I’ve let a lot of the ever-increasing surge of nostalgia pass by me. First it was the eighties kids pouring money into Michael Bay’s account or squeal at the moment you see Jeff Bridges return as CLU in Tron: Legacy. Yes, I know it’s a cycle – the 70s made its way into the nineties via a blitzkrieg with tye-dyed trustafarians wearing bell bottoms parachuting in as VW Beetles crashed through our memory’s Maginot line. I’m not a slave to the 90s, though I do have a couple of guilty pleasures (cough*Hackers*cough) and I have no intention to become one. I need to fight back from it.

I’ve seen enough men dressed like Ducky from Sixteen Candles to know how large a best 80s nostalgia became in the 00s. However the awkward hipster teenager I’ve seen many a time while walking in Williamsburg isn’t my enemy. It’s the older Smurfs crowd that allows this nostalgia fetish pervade and seep into the rest of mainstream culture, they are the ones that bother me.

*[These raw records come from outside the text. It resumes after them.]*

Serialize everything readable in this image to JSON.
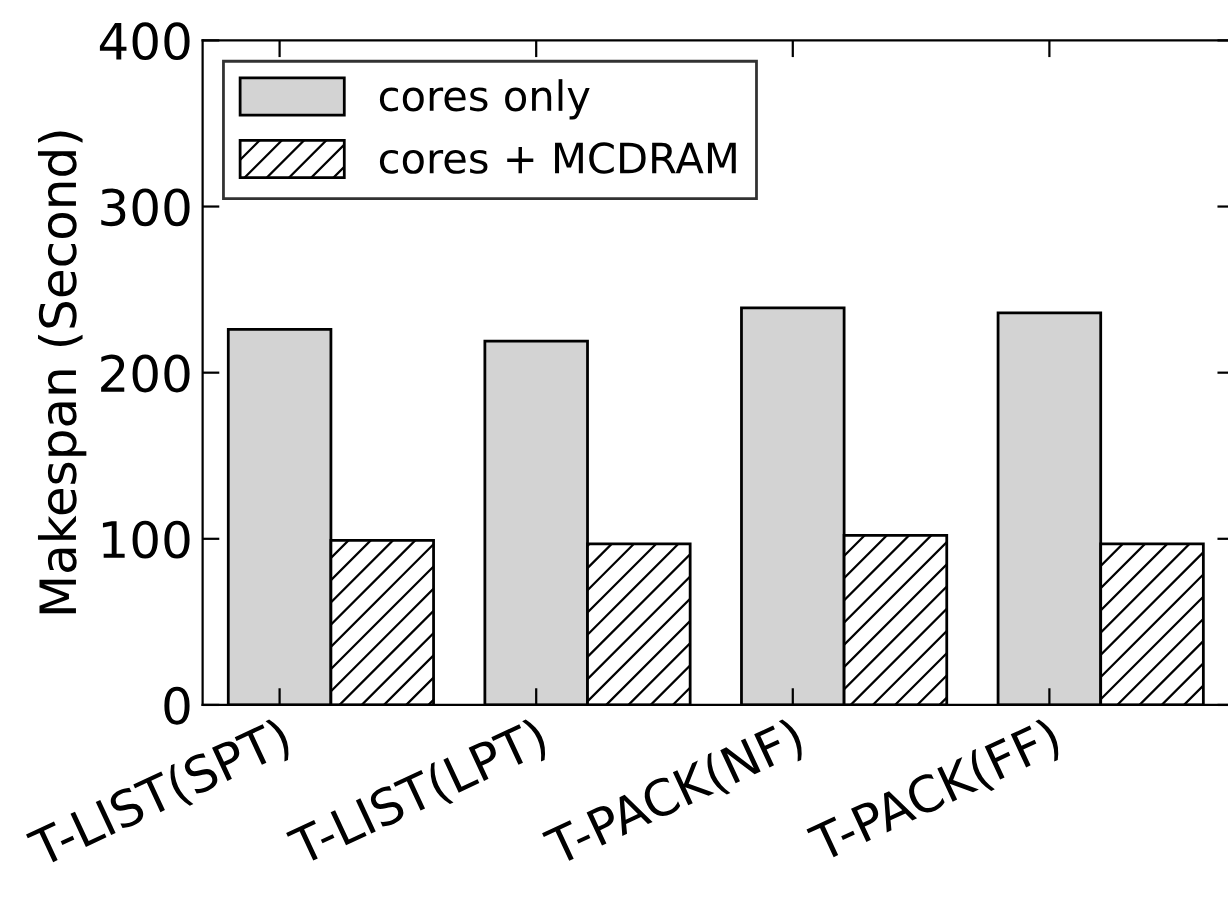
{
  "chart_data": {
    "type": "bar",
    "ylabel": "Makespan (Second)",
    "categories": [
      "T-LIST(SPT)",
      "T-LIST(LPT)",
      "T-PACK(NF)",
      "T-PACK(FF)"
    ],
    "series": [
      {
        "name": "cores only",
        "color": "#d3d3d3",
        "values": [
          226,
          219,
          239,
          236
        ]
      },
      {
        "name": "cores + MCDRAM",
        "color": "#000000",
        "values": [
          99,
          97,
          102,
          97
        ]
      }
    ],
    "ylim": [
      0,
      400
    ],
    "yticks": [
      0,
      100,
      200,
      300,
      400
    ],
    "grid": false,
    "legend": "top left"
  }
}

Along with the previously mentioned Transformers, the one that bothers me the most is, shockingly, Back to The Future. When the 25th anniversary came around and propped up a celebration and reverence to the truly deserved trilogy, I couldn’t help but think of it as a Cult of McFly (no disrespect to Michael J. Fox, the man is a hero).  Once that idea stuck in my head one of Optimus Christ, of disciples wearing trucker hats like a Catholic nun wears rosary beads. I don’t blame them for my indifference. Between my jaded vision of the 80s due to cannibalistic alternative types or from just being born in 1987 – where the only image of Transformers I have is of toddler me biting on Optimus Prime’s head – I don’t have that level of connection with poseur eighties fans or the early Millennials.

Then the 3D re-release of The Lion King happened.  It made 23.9 million dollars on opening weekend for something released seventeen years ago. The kids I grew up with watched animal Hamlet – really, people? Why are my brethren letting me down like that? This, on top of Nickelodeon’s re-airing of 90s television under the title “The 90s are All That”.  The first time I saw the media release, I already had a severe reservation to the 2-4 AM broadcast block. While people are heralding the return of their beloved shows, I’m wondering why they aren’t hunting for new ones. It’s insane to say that, given that we’ve all grown up and have tuned our television watching to the right frequency we’ve decided, like our older brothers and sisters before us, to go from the HD-quality television we have at our disposal and go back to CRT style drudgery, in the name of reclaiming childhood.

I’m already annoyed with 3D over-saturation, now I have to deal with nineties-fatigue? When do the pop-up videos show up in 3D? Let go of the past, my people. It’s worth looking into it now and then, but life’s too short to spend 2 AM laughing at Mellissa Joan Hart when you could be laughing at a new forms of absurdist comedy or even traditional ones. Why play crappy side-scrolling games from the 90s when you could be championing anytime someone makes the Kinect just a little bit better?

The best way I can explain my sentiments in the format of those trite and schmaltzy “I remember when” chain letters. Here I go:

I remember when you could find information on the word “rotary phone” faster than anyone can turn the dial on an actual one for the first number (or better yet, faster than remembering they even existed)

I remember melting tapes and floppy disks to use as materials for the frames of the first pair of augmented reality glasses.

I remember shows that didn’t have a media blitz when a minority was a part of the cast.

I remember when the word ‘Letter” referred only to the abecedarian ones.

I remember when Kenan Thompson fell off the Brooklyn Bridge.

If you remember your future, send this to the trash bin. Make something new.